The original scene seems to me to be so much about Jamie's anger and sense of isolation - - we once talked on the Books board about his choice to take the beating as a form of penance for his own temptation to the friendship with John, just because he is so lacking in human warmth and companionship, as well as, of course, a way of expressing his rage and distancing himself from John after the unwanted sexual advance. But the new scene allows us to see how much rage and loneliness are caught up in John's memories of the Ardsmuir incident. It's not 'til much later that they can actually be friends, but in fact I think one thing they really have in common is the isolation imposed by being leaders of men. They really need each other, as peers, in order to have a friendship of equals, though this will not be possible for quite some time after the events depicted in BOTB.

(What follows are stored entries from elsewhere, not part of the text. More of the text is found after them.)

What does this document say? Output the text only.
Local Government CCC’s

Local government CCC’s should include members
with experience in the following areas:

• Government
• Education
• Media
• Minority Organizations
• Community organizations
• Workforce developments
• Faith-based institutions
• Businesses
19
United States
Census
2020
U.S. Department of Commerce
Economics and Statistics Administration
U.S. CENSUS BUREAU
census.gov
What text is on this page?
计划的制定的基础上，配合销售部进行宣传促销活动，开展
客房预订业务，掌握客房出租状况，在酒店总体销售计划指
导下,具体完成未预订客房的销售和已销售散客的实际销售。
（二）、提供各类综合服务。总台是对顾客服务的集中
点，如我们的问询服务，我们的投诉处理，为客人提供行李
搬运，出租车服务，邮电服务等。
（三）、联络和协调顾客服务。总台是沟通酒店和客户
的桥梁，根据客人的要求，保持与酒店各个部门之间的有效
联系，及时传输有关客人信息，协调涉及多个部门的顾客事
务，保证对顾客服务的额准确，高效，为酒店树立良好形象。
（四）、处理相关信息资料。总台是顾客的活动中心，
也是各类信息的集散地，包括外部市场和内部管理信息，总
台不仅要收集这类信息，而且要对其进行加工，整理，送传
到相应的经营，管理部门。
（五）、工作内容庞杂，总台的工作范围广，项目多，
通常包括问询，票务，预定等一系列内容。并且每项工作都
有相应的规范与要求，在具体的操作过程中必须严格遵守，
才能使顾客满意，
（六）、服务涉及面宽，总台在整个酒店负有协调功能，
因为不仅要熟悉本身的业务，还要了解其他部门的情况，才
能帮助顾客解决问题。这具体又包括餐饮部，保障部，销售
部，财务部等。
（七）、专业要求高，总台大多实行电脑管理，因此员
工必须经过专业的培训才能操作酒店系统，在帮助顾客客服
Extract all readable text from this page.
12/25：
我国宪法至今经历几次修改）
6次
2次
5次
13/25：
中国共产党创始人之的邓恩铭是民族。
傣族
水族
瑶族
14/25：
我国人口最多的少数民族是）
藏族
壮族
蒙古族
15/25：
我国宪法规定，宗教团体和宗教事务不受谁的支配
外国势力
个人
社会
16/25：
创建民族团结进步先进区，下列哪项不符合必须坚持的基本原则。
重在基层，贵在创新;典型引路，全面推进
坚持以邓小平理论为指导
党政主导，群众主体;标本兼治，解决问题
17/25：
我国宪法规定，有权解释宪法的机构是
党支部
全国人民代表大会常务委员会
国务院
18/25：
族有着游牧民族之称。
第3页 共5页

I wonder if John's sexual fantasy related to his memory of Jamie's flogging, and the transference to a real and sexually charged interaction with Percy, is something he must meet head on in order to begin to exorcise the desire for Jamie that he knows can never be fulfilled. At Ardsmuir, I felt that underneath all the tensions, they both sensed that they could have been good friends had they met in other circumstances. In this book, it's harder to see that, as the early years at Helwater may in fact be the nadir of their relationship. Jamie is more hostile than I remember him being in the VOYAGER sequences about Helwater, but perhaps that is because those chapters focused more on the later years and his time with Willie.